Where the election does provide some new certainty is on health care and banking regulation. Obama’s Affordable Care Act and Dodd-Frank financial rules now appear set to be implemented, whereas Romney had pledged to seek repeal of those measures.
On monetary policy, too, Obama’s victory may also be a win for “status quo.” Romney had pledged to replace Federal Reserve Chairman Ben Bernanke. Although it’s not clear whether Obama will reappoint the chairman in 2014, investors now aren’t expecting a significant shift in Fed policy.
Markets were spared one major form of uncertainty: doubts about the election outcome itself. Despite a close-fought race and some concerns about voting-machine irregularities, the overall outcome Tuesday was clear. No season of recounts or court review awaits.
The fiscal cliff, coupled with the need for Congress to revisit its “debt limit” on Treasury borrowing, would have made the coming weeks a period of high uncertainty no matter who won.

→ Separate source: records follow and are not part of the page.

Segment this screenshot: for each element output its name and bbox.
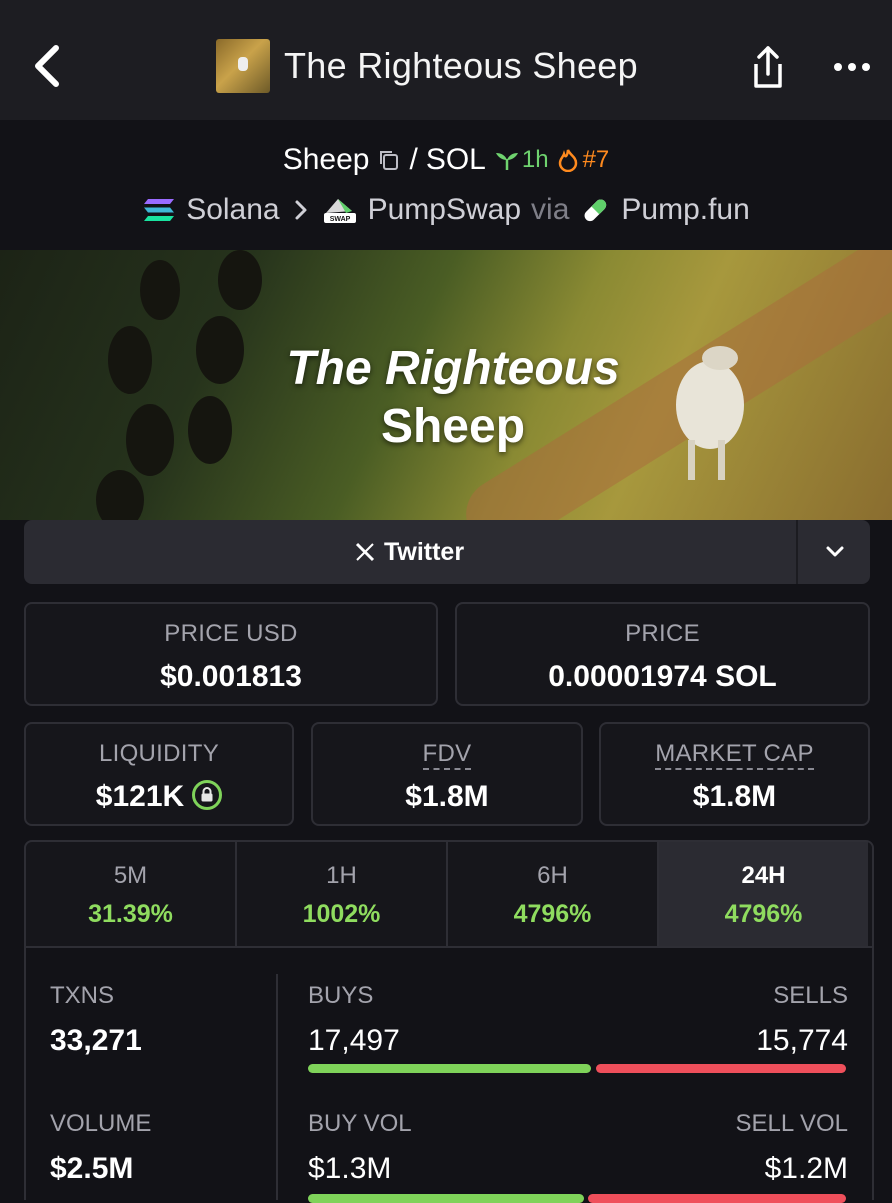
buy-vol-ratio-bar [308, 1194, 584, 1203]
social-links-row: Twitter [24, 520, 870, 584]
tab-change-value: 4796% [724, 900, 803, 928]
tab-1h[interactable]: 1H 1002% [237, 842, 448, 946]
fdv-card[interactable]: FDV $1.8M [311, 722, 583, 826]
links-dropdown-button[interactable] [796, 520, 872, 584]
via-label: via [531, 193, 570, 226]
liquidity-value-row: $121K [26, 780, 292, 814]
launchpad-link[interactable]: Pump.fun [621, 193, 749, 227]
sell-vol-label: SELL VOL [735, 1110, 848, 1137]
buy-vol-value: $1.3M [308, 1152, 392, 1185]
buy-vol-label: BUY VOL [308, 1110, 412, 1137]
price-native-card: PRICE 0.00001974 SOL [455, 602, 870, 706]
token-title-group: The Righteous Sheep [216, 38, 638, 94]
tab-24h[interactable]: 24H 4796% [659, 842, 868, 946]
fdv-label: FDV [313, 740, 581, 770]
trending-rank-badge[interactable]: #7 [557, 146, 610, 174]
sell-vol-ratio-bar [588, 1194, 846, 1203]
market-cap-label-text: MARKET CAP [655, 740, 814, 770]
txns-label: TXNS [50, 982, 115, 1009]
more-dots-icon [834, 63, 870, 71]
chevron-down-icon [826, 546, 844, 557]
flame-icon [558, 148, 577, 172]
back-button[interactable] [28, 40, 68, 92]
trade-stats-panel: TXNS 33,271 BUYS 17,497 SELLS 15,774 VOL… [24, 944, 874, 1203]
twitter-label: Twitter [383, 537, 465, 566]
tab-label: 24H [741, 862, 786, 889]
pair-age-badge: 1h [494, 146, 549, 174]
tab-change-value: 1002% [302, 900, 381, 928]
sells-value: 15,774 [756, 1024, 848, 1057]
tab-label: 1H [326, 862, 357, 889]
sprout-icon [495, 153, 518, 170]
pumpswap-logo-icon: SWAP [323, 199, 356, 223]
liquidity-label: LIQUIDITY [98, 740, 220, 767]
buys-value: 17,497 [308, 1024, 400, 1057]
tab-change-value: 4796% [513, 900, 592, 928]
txns-value: 33,271 [50, 1024, 142, 1057]
tab-6h[interactable]: 6H 4796% [448, 842, 659, 946]
liquidity-value: $121K [95, 780, 185, 813]
pair-line: Sheep / SOL 1h #7 [0, 140, 892, 180]
page-title: The Righteous Sheep [284, 45, 638, 86]
buys-label: BUYS [308, 982, 374, 1009]
share-button[interactable] [748, 44, 788, 92]
chain-link[interactable]: Solana [186, 193, 279, 227]
copy-icon[interactable] [377, 148, 401, 172]
solana-logo-icon [144, 199, 175, 221]
chain-breadcrumb: Solana SWAP PumpSwap via Pump.fun [0, 190, 892, 230]
token-banner-image: The Righteous Sheep [0, 250, 892, 520]
liquidity-card: LIQUIDITY $121K [24, 722, 294, 826]
tab-label: 5M [113, 862, 148, 889]
buys-ratio-bar [308, 1064, 591, 1073]
liquidity-lock-icon[interactable] [192, 780, 223, 811]
chevron-left-icon [35, 45, 59, 87]
banner-title: The Righteous Sheep [0, 340, 892, 456]
base-symbol: Sheep [282, 143, 370, 176]
pair-age: 1h [521, 146, 549, 173]
pair-separator: / [409, 143, 418, 176]
stats-divider [276, 974, 278, 1200]
sells-label: SELLS [773, 982, 848, 1009]
top-bar: The Righteous Sheep [0, 0, 892, 120]
x-logo-icon [355, 542, 375, 562]
trending-rank: #7 [582, 146, 610, 173]
dex-link[interactable]: PumpSwap [368, 193, 521, 227]
market-cap-label: MARKET CAP [601, 740, 868, 770]
timeframe-tabs: 5M 31.39% 1H 1002% 6H 4796% 24H 4796% [24, 840, 874, 948]
price-usd-label: PRICE USD [164, 620, 298, 647]
tab-5m[interactable]: 5M 31.39% [26, 842, 237, 946]
sell-vol-value: $1.2M [764, 1152, 848, 1185]
price-usd-value: $0.001813 [160, 660, 302, 693]
chevron-right-icon [295, 200, 307, 220]
volume-label: VOLUME [50, 1110, 152, 1137]
market-cap-card[interactable]: MARKET CAP $1.8M [599, 722, 870, 826]
pair-header: Sheep / SOL 1h #7 Solana SWAP PumpSwap v… [0, 120, 892, 250]
pill-icon [584, 199, 607, 222]
banner-title-line2: Sheep [380, 400, 526, 453]
token-avatar [216, 39, 270, 93]
quote-symbol: SOL [425, 143, 486, 176]
sells-ratio-bar [596, 1064, 846, 1073]
fdv-value: $1.8M [405, 780, 489, 813]
share-icon [754, 46, 782, 88]
volume-value: $2.5M [50, 1152, 134, 1185]
banner-title-line1: The Righteous [286, 342, 620, 395]
tab-label: 6H [537, 862, 568, 889]
svg-text:SWAP: SWAP [329, 216, 350, 223]
market-cap-value: $1.8M [692, 780, 777, 813]
more-options-button[interactable] [832, 50, 872, 80]
price-usd-card: PRICE USD $0.001813 [24, 602, 438, 706]
tab-change-value: 31.39% [88, 900, 173, 928]
fdv-label-text: FDV [422, 740, 472, 770]
price-native-value: 0.00001974 SOL [548, 660, 777, 693]
price-native-label: PRICE [625, 620, 700, 647]
twitter-link-button[interactable]: Twitter [24, 520, 794, 584]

Longer term, some economists say that the most important task for Washington policymakers may be to improve the very institutions – from elections to public schools – that undergird economic growth.

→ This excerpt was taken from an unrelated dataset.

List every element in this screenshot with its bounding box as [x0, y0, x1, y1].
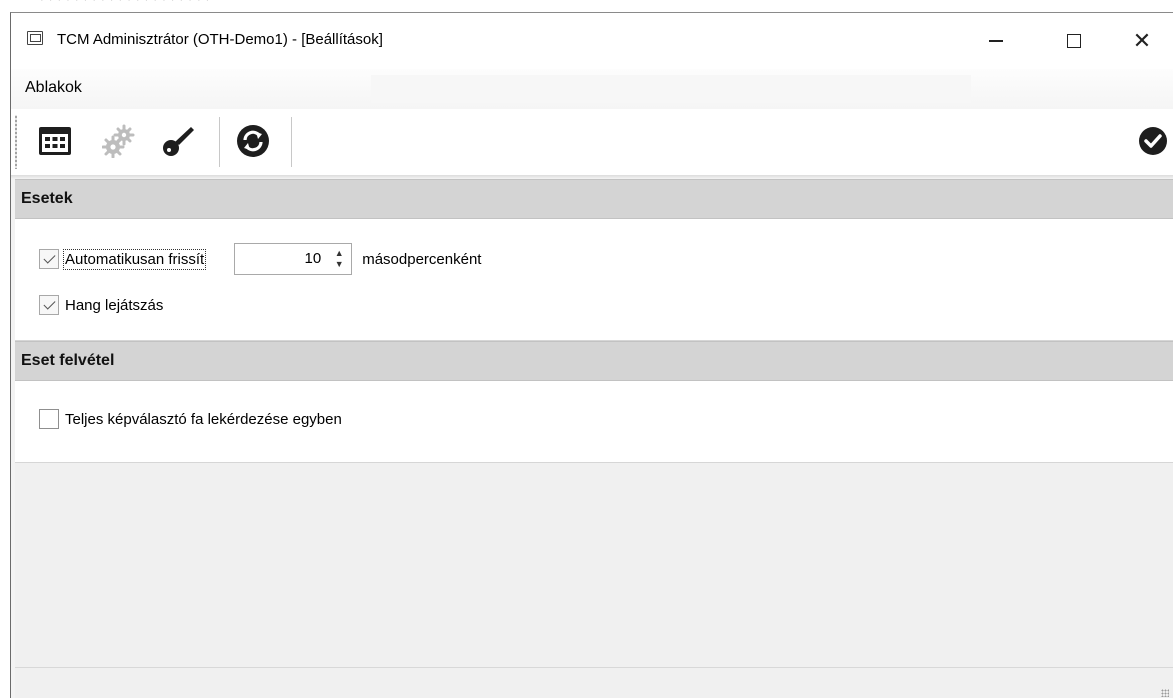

That’s the view of Daron Acemoglu, a Massachusetts Institute of Technology professor who has studied how countries prosper or decay. In a book this year written with James Robinson of Harvard University, he argues that nations prosper by nurturing inclusive institutions, which in turn spread economic opportunity and lay the foundation for innovation.
In a recent e-mail interview, Mr. Acemoglu cited several trends that raise worries about the future vibrancy of the US economy. Those include rising income inequality, lagging school performance, and a rising role of money and lobbyists in politics.
The good news, he says, is that “US institutions have shown great flexibility … in the face of similar challenges in the past.” But he argues that, with these issues posing a challenge for Republicans and Democrats alike, there is little room for complacency.